China and India are not engaged in a zero-sum rivalry in the global south.
Not a zero-sum game
“There is a structural shift happening in the global order,” said Kishore Mahbubani, a veteran Singaporean diplomat, in a recent New York Times article. “The power of the West is declining, and the weight and power of the global south — the world outside the West — is increasing.” He added that only one country — India — could be the bridge between “the West and the rest”.
However, this does not mean that China will lose its strong position in the developing world. As Ziyanda Stuurman, a senior analyst with the Eurasia Group’s Africa Team, said, “Whether it’s India or the US or Europe, if they are not able to match or be as serious as China with rolling out funding, China will still enjoy this place of leadership.” Building on decades of a policy of valuing relations with developing countries including India, China is likely to maintain its support for the global south despite its many domestic challenges.
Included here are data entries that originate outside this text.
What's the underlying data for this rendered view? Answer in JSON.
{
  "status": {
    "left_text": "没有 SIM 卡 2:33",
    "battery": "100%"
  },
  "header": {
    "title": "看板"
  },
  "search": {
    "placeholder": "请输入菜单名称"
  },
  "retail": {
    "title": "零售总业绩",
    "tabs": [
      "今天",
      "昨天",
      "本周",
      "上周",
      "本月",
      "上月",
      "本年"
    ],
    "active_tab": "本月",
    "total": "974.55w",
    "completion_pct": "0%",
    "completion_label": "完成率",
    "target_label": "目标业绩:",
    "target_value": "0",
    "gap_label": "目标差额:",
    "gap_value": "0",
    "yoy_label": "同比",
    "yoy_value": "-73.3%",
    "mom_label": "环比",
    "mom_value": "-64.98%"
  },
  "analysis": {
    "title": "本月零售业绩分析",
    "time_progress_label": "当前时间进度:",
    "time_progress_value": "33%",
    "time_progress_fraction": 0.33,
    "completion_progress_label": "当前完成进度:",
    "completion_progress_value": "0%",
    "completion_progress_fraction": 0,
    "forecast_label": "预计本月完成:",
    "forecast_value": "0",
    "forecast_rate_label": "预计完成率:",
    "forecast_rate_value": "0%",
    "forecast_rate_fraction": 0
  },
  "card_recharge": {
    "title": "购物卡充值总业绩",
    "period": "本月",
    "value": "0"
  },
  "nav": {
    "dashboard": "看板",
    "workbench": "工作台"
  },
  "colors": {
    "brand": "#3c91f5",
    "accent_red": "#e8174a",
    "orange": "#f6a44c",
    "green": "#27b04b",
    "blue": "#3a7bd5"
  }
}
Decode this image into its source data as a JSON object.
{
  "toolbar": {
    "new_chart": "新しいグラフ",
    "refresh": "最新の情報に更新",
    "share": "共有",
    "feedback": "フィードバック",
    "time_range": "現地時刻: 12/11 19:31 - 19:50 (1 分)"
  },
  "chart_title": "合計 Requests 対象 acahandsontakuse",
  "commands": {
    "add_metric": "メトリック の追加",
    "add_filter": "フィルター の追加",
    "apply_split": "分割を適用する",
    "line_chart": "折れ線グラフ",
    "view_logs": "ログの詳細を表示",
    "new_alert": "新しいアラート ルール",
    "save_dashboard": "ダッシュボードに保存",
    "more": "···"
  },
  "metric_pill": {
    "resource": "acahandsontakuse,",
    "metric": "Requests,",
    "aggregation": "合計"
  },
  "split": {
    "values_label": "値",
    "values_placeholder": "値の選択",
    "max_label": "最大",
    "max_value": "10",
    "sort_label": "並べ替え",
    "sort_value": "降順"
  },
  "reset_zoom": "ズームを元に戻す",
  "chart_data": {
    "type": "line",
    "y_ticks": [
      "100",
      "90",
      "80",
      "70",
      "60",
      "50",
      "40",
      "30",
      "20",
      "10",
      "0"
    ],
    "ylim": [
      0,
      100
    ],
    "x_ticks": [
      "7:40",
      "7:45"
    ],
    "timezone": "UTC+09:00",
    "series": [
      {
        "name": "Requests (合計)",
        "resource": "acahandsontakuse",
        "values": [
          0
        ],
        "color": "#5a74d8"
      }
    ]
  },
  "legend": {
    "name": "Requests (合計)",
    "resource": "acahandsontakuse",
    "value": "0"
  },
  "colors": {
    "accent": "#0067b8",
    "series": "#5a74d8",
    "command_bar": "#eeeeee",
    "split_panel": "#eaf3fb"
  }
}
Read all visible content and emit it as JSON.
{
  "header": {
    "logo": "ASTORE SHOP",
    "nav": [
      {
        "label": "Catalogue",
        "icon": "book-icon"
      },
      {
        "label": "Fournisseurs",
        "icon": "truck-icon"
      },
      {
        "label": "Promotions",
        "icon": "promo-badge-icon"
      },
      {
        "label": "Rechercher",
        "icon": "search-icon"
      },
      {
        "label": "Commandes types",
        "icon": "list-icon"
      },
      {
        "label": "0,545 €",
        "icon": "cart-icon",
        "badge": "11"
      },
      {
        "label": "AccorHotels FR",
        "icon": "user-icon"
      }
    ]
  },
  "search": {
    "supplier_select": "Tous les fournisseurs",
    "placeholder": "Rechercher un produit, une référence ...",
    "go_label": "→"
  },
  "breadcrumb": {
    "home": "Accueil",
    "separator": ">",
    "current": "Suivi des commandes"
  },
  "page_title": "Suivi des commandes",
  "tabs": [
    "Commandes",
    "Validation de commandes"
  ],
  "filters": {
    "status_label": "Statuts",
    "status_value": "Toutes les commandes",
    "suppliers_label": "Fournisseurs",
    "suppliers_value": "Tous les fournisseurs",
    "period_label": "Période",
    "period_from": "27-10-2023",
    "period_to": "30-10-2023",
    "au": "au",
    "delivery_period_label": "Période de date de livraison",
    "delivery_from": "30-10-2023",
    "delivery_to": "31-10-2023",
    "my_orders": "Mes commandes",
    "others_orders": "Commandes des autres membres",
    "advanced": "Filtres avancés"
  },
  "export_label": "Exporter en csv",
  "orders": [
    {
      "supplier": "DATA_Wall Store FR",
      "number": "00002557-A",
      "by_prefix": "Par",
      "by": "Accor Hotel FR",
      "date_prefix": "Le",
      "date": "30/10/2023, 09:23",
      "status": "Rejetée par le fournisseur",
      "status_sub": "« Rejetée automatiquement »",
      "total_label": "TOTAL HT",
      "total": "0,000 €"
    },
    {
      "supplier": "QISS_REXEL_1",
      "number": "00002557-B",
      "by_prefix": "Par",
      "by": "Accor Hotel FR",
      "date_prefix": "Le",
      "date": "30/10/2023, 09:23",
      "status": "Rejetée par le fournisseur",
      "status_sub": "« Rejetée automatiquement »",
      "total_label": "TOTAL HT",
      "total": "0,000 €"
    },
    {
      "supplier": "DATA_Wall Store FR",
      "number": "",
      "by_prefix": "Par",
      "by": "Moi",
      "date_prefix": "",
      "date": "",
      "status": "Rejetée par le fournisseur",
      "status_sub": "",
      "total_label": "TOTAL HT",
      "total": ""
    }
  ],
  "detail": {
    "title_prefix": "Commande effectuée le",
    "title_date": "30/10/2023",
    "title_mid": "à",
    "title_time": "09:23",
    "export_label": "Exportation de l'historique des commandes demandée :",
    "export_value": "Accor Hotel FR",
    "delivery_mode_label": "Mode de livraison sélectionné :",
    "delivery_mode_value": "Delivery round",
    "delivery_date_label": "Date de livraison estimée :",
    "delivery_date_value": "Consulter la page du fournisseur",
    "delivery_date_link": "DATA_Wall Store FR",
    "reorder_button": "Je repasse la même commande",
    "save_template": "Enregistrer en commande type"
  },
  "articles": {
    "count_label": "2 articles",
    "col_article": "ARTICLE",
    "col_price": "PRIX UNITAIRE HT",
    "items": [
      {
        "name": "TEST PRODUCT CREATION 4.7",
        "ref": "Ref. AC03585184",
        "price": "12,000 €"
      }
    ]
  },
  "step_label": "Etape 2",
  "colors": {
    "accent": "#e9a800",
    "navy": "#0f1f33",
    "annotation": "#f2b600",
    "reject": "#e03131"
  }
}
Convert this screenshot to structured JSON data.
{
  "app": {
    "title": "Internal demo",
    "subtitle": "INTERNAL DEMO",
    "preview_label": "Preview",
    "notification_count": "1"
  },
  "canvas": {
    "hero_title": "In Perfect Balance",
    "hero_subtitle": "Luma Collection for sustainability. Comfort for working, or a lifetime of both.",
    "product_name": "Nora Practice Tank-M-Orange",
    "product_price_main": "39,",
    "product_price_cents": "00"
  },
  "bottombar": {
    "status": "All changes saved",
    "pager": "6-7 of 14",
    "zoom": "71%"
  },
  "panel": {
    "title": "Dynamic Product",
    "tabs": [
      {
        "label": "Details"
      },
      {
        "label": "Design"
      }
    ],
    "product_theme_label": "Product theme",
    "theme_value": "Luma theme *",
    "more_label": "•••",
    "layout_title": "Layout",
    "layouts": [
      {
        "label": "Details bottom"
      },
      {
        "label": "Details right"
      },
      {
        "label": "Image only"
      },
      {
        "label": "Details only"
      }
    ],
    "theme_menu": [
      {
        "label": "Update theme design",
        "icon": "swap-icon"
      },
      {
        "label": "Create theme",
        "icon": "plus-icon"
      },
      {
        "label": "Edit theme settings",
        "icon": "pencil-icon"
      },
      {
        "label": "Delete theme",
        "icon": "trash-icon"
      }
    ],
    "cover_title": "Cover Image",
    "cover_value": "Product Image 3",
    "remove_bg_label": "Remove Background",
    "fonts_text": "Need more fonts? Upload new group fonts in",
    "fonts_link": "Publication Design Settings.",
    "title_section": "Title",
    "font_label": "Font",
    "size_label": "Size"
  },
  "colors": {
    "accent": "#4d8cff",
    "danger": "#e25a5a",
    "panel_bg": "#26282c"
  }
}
Most importantly, China and India are not engaged in a zero-sum rivalry in the global south.
The US-China equation
The US role in actively promoting the IMEC while being critical of the BRI speaks volumes of how the US government views India and China today. It is also noteworthy that President Biden skipped the closing session of the G20 summit and travelled to Vietnam before heading back, a move widely interpreted as part of the Biden administration’s effort to rally support from allies and partners to encircle China.
However, Vietnam, like most other third parties caught in the US-China rivalry, is noncommittal in joining Washington to counter Beijing. Rather than choosing between the US and China, Hanoi is reinforcing its omnidirectional foreign policy in which it strives to keep equidistant from both.
Competition is inevitable, but cooperation is a must in US-China relations. The US side has kept the momentum to ease tensions in the relationship, as evidenced by the latest strategic dialogue between national security adviser Jake Sullivan and Chinese Foreign Minister Wang Yi. Encouraged by a recent string of Cabinet-level visits to China by Biden administration officials, members of US Congress are finally making the move to plan trips to China after a hiatus of more than four years.
As the world clearly moves towards multipolarity, it is unhelpful to continue to view the world purely from the realist perspective of power-grabbing and rivalry.
Senate Majority Leader Charles E. Schumer (Democrat-New York) and Senator Mike Crapo (Republican-Idaho) hope to lead a bipartisan visit in October. Representative Ro Khanna (Democrat-California) indicated he would organise a trip to China by fellow members in the House of Representatives. The last congressional trip to China took place in August 2019, when a group headed by Representative Dina Titus (Democrat-Nevada) was there to mark the 40th anniversary of diplomatic relations. One hopes that the resumption of congressional visits to China will help stabilise relations between the two countries.
There are two major theoretical perspectives in international relations: realism that emphasises competition for power and liberalism that highlights cooperation for mutual benefits. The US remains the most powerful in today’s world, but other countries are quickly catching up, narrowing the power gap. As the world clearly moves towards multipolarity, it is unhelpful to continue to view the world purely from the realist perspective of power-grabbing and rivalry. A clear message from recent developments in global affairs is that it behooves major powers, particularly the US and China, to work together in a multipolar world.